‘Ship Tracks’ Study Reveals IMO 2020’s Impact on Reducing Pollution from Ships

The International Maritime Organization’s (IMO) low sulphur fuel regulation was a marked shift in the shipping industry’s efforts to reduce air pollution from ships.

Known as “IMO 2020”, the regulation put a new global limit on the sulphur content of bunker fuel used by ships, in turn reducing sulphur oxide (SOx) emissions which are harmful to human health, by some 85%.

Now a new NASA study helps to visualize the benefits by showing studying artificial “ship track” clouds, serving as pollution fingerprints.

The narrow clouds, which were first observed as “anomalous cloud lines” in early weather satellite images acquired in the 1960s, form when water vapor condenses around microscopic pollution particles that ships emit as exhaust.

Drawing on nearly two decades of satellite imagery, researchers found that the number of ship tracks fell significantly after the new low sulphur fuel rules came into effect in 2020. COVID-19-related trade disruptions may have also played a smaller role.

Less sulfur emissions means there were fewer aerosol particles released to form detectable ship tracks.

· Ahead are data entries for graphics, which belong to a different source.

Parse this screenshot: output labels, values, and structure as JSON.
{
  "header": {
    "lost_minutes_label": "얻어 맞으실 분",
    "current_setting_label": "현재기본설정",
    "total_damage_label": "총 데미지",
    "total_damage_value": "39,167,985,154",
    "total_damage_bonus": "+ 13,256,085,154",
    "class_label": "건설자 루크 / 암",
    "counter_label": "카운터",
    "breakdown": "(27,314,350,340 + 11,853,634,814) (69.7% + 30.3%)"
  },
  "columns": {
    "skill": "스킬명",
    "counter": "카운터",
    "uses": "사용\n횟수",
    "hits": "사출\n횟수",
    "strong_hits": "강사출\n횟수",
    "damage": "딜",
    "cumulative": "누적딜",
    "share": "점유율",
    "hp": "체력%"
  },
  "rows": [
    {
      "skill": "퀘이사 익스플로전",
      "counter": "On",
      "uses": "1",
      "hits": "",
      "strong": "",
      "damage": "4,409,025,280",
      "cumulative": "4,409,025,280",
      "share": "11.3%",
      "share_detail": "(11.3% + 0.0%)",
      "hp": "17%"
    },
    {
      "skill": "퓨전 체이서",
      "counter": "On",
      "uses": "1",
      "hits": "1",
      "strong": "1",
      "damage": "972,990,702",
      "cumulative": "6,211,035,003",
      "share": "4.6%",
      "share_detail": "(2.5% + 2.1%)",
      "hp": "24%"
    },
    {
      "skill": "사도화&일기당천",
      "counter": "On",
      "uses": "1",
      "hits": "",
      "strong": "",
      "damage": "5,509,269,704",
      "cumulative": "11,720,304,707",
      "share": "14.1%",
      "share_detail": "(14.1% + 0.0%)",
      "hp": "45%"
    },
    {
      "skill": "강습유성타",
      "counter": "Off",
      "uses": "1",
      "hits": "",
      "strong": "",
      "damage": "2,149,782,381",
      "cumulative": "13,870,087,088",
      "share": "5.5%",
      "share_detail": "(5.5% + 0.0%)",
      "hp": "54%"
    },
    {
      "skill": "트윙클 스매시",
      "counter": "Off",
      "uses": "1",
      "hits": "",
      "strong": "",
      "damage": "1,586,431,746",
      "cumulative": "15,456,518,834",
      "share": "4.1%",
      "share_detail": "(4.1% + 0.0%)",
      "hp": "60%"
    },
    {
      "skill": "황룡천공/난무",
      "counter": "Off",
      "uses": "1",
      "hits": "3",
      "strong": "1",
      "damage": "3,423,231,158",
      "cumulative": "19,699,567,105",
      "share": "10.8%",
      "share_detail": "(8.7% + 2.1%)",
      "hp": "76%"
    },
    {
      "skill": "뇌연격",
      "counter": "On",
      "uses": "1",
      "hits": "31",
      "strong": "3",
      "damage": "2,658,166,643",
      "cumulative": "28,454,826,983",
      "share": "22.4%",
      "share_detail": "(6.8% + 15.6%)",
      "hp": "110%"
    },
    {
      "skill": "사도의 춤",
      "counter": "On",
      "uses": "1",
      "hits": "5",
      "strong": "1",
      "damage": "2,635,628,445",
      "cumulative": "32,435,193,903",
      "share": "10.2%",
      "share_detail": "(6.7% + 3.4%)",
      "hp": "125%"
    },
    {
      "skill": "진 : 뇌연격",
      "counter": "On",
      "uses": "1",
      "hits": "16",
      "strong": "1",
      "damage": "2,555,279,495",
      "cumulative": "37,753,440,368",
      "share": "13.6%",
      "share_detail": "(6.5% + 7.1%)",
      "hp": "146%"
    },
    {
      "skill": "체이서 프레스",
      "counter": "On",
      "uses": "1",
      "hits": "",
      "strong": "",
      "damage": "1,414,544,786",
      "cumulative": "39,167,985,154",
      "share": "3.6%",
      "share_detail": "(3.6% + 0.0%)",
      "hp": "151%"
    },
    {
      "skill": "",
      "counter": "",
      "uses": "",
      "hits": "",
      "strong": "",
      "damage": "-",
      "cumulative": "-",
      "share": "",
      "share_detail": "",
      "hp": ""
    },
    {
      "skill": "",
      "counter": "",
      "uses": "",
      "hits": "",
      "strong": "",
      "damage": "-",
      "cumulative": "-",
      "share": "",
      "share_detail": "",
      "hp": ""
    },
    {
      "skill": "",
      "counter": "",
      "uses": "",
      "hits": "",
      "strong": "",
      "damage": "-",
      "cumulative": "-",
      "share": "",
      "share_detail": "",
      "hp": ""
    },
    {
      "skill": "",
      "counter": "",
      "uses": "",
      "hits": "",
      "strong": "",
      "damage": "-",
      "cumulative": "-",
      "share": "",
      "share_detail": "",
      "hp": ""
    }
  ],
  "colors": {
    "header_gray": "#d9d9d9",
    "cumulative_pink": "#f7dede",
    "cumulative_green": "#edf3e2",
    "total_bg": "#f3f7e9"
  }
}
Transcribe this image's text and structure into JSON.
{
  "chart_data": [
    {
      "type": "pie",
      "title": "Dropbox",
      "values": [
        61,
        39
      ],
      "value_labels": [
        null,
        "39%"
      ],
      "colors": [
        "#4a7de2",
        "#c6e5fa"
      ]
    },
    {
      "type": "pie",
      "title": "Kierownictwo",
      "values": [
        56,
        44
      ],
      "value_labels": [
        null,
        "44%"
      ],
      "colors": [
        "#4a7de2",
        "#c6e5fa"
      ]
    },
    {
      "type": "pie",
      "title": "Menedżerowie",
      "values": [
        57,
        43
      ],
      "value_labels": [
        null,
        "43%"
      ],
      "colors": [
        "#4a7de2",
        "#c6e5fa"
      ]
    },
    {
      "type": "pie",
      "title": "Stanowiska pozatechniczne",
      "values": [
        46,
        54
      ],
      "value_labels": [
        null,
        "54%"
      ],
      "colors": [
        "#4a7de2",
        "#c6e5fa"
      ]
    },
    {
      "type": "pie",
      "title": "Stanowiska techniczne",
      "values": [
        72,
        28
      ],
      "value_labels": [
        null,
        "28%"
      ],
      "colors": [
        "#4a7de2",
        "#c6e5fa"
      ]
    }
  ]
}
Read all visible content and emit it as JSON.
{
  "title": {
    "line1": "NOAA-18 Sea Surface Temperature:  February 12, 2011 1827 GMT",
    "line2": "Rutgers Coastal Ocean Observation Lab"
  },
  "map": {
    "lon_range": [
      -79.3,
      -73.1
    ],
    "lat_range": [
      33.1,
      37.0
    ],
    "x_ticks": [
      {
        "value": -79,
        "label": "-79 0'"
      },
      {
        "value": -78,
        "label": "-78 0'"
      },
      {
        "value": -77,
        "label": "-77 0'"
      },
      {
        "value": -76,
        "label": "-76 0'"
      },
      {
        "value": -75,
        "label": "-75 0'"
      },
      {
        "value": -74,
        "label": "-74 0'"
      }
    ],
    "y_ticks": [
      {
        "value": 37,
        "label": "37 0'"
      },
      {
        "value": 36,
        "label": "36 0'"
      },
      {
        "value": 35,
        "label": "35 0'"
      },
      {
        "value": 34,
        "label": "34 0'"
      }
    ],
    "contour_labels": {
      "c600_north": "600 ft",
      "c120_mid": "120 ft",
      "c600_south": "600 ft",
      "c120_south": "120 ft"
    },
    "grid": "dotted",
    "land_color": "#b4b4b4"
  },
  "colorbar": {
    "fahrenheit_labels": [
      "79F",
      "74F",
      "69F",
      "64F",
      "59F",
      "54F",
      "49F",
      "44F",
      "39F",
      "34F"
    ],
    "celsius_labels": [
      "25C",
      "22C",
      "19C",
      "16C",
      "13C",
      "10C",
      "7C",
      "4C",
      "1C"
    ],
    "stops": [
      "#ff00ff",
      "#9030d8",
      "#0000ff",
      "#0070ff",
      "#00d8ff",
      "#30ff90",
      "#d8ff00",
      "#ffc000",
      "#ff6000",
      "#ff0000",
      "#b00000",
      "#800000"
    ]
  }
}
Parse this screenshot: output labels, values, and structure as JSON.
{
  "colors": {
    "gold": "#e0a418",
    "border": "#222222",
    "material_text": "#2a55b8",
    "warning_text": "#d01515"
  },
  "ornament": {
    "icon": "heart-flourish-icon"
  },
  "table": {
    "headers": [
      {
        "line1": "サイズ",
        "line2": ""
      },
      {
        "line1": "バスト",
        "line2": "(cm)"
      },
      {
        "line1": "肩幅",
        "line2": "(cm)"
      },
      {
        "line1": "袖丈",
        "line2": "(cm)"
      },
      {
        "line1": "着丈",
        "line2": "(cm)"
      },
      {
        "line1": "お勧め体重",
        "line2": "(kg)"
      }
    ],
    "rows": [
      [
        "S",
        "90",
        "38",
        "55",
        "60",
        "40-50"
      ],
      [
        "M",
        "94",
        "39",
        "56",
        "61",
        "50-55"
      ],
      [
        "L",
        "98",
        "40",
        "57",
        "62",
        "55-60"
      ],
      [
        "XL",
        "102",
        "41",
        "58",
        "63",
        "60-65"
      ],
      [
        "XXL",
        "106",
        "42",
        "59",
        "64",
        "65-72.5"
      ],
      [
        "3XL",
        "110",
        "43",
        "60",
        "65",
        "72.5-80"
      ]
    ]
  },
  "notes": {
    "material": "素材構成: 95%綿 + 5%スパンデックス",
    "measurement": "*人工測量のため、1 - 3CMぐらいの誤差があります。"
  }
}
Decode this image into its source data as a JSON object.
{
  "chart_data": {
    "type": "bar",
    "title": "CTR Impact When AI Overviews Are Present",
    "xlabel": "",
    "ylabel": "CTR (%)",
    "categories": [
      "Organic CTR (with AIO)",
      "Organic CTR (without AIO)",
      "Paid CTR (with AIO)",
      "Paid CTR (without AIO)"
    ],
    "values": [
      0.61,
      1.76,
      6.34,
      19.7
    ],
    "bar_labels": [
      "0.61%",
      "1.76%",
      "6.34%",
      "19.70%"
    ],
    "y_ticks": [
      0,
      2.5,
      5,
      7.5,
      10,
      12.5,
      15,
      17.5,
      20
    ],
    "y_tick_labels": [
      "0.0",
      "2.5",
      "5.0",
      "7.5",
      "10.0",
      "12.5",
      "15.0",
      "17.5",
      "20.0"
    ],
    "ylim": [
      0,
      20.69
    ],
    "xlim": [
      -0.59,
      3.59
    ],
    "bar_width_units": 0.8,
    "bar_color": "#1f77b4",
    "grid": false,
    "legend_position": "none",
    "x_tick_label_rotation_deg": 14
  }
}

Scientists used advanced computing to create the first historical measurements of ship tracks. Using artificial intelligence, they were able to automatically identify ship tracks across 17 years of daytime images (2003-2020), as captured by NASA’s Moderate Resolution Imaging Spectroradiometer (MODIS) aboard the Aqua satellite.

“Without this kind of complete and large-scale sampling of ship tracks, we cannot begin to completely understand this problem,” said lead author Tianle Yuan, an atmospheric scientist at NASA’s Goddard Space Flight Center in Greenbelt, Maryland, and the University of Maryland, Baltimore County.

According to the Yuan, similar but more targeted sulphur regulations, such as an IMO Emission Control Area in effect since 2015 off the west coast of the U.S. and Canada, had not had the desired effect because operators altered their routes and charted longer courses to avoid designated zones.

While analyzing 2020 data, however, the researchers found that ship-track density fell that year in every major shipping lane.

While ship-based tracking data indicated that COVID-19 played a role by decreasing global shipping traffic for a few months in the spring of 2020, the change alone could not explain the large decrease in observed ship tracks throughout the year. Through several months of 2021, ship track clouds remained at record-low levels even though global shipping had picked back up.

The researchers therefore concluded that the new global fuel regulation played the dominant role in reducing ship tracks in 2020.

The researchers also found that fluctuations in economic activity left distinct traces in the satellite record. In particular, Trans-Pacific ship track patterns between Asia and the Americas reflect dips and spikes in trade. Looking back further, the study outlined that a general upward trend in shipping activity between 2003 and 2013—reflected in ship-track clouds—dropped for about a year in the aftermath of the 2008 global financial crisis. An even sharper decrease between 2014 and 2016, likely reflecting a slowdown in Chinese imports and exports of raw materials and commodities.

 “Ship tracks are great natural laboratories for studying the interaction between aerosols and low clouds, and how that impacts the amount of radiation Earth receives and reflects back to space,” Yuan said. “That is a key uncertainty we face in terms of what drives climate right now.”